Son pouvoir décolorant. — Il jouit d’un grand pouvoir décolorant, sans altérer les liquides avec lesquels on le met en contact : aussi l’utilise-t-on en grand dans les fabriques et les raffineries de sucre, non pour faire du sucre, car il n’en contient pas, mais bien pour décolorer, pour rendre blancs, les jus extraits de la betterave ou de la canne à sucre.

Vérification. — Réduisez en poudre une dizaine de grammes de charbon animal ; versez cette poudre dans un petit flacon de vin rouge ; agitez le mélange et filtrez ensuite ; le vin sera devenu blanc et aura conservé sa qualité.
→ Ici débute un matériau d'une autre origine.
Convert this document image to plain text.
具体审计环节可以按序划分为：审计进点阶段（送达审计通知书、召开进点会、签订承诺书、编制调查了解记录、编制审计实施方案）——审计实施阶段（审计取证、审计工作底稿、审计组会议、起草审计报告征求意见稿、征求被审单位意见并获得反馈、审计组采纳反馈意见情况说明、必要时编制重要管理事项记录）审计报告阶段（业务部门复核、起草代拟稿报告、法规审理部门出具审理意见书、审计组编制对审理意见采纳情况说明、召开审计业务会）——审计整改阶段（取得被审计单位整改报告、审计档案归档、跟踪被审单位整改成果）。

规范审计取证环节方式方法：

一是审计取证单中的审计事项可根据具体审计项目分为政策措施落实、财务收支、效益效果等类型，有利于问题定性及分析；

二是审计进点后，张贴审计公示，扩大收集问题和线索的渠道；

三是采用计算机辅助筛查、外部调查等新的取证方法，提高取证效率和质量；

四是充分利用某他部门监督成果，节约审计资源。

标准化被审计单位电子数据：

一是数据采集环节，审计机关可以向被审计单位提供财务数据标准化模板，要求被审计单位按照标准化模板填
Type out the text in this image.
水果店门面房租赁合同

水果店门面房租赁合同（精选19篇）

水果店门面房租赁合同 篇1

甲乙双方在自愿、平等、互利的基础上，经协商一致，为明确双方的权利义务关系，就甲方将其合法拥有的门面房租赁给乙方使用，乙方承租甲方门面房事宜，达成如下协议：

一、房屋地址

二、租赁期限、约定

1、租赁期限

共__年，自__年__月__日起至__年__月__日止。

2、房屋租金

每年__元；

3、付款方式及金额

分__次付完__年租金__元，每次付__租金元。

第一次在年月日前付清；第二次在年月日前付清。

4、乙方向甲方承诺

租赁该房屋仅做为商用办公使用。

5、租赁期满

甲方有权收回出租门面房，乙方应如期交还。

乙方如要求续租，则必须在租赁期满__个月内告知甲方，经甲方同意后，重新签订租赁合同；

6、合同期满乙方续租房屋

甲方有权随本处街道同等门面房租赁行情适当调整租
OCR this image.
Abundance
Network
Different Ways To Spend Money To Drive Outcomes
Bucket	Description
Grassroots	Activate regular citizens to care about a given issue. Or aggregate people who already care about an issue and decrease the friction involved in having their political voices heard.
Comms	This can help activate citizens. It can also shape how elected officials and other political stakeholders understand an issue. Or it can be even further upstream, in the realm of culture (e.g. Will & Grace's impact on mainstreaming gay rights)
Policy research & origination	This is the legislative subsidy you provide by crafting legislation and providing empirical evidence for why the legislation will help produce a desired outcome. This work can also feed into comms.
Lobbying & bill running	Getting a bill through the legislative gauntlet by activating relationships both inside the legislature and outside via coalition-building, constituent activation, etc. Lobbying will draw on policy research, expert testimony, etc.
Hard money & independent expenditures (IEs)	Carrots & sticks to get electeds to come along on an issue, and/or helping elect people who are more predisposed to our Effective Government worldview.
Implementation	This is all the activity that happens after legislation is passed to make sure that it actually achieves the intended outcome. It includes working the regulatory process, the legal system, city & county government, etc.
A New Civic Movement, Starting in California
Le carbone joue un très-grand rôle dans la nature, car il est un des éléments des substances animales et végétales et de bon nombre de matières minérales.

(À suivre.)

Georgin,
Inspecteur de l’instruction primaire
à Paris.

  1. Voici la liste des objets et des Substances les plus indispensables :
    1 support en fer à deux anneaux 5 fr. 00
    1 lampe à alcool 2 50
    5 ballons assortis, de 180 à 500 grammes 1 50
    4 éprouvettes ordinaires 2 00
    2 flacons à deux tubulures 2 00
    4 tubes abducteurs 1 40
    1 tube de sûreté 1 25
    2 têts à gaz 0 60
    2 terrines en terre commune >>
    2 entonnoirs soufflés 0 50
    1 lime ronde, dite queue-de-rat 1 00
    Bouchons assortis >>
    1 kilogramme de tubes assortis 2 00
    1 lame d’aluminium, dans un flacon dit poudrier 1 25
    Quelques fragments de calcium, dans l’huile de naphte 1 00
    2 mètres de fils de magnésium dans un poudrier 1 00
    Quelques bâtons de phosphore dans un poudrier rempli d’eau 1 00
    Quelques fragments de potassium, de silicium et de sodium, dans des poudriers, avec de l’huile de naphte 3 00
    Soufre en canon et en poudre 0 50
    250 grammes de chlorate de potasse 2 00
    1/2 kilogramme de peroxyde de manganèse 0 60
    1 litre d’acide azotique 1 00
    1 litre d’acide sulfurique 0 50
    1 litre d’acide chlorhydrique 0 50
    1/2 litre d’ammoniaque »
    Rognures de zinc >>
    1 kilogramme de chlorure de chaux.
  2. Préparation des gaz. — Les figures intercalées dans le texte indiqueront la disposition de l’appareil propre à la préparation des gaz dont nous aurons à nous occuper. La plupart se recueillent dans des éprouvettes ou dans des flacons préalablement remplis d’eau et renversés sur le têt à gaz. Suivant le cas, on introduit, dans un ballon ou dans un vase à tubulures, les substances indiquées ; on ferme le goulot ou les goulots avec de bons bouchons, percés de trous dans lesquels on introduit, à frottement dur, les tubes convenables ; on dispose le tube abducteur de manière que sa courbure inférieure repose au fond de la terrine et que son extrémité pénètre dans le trou du têt à gaz, que l’on met en place. On verse de l’eau en quantité suffisante dans la terrine. — Pour disposer une éprouvette ou un flacon, on les couche dans l’eau de manière qu’ils se remplissent entièrement, puis on les transporte sur le têt, en maintenant plongée dans l’eau leur extrémité inférieure. On reconnaît que l’éprouvette est pleine de gaz quand toute l’eau a disparu. — Dans les préparations qui se font au moyen de la chaleur, il faut redouter l’ascension de l’eau dans le ballon, dont elle provoque la rupture plus ou moins violente : on emploie, dans ce cas, le tube de sûreté, qui éloigne tout accident de cette nature.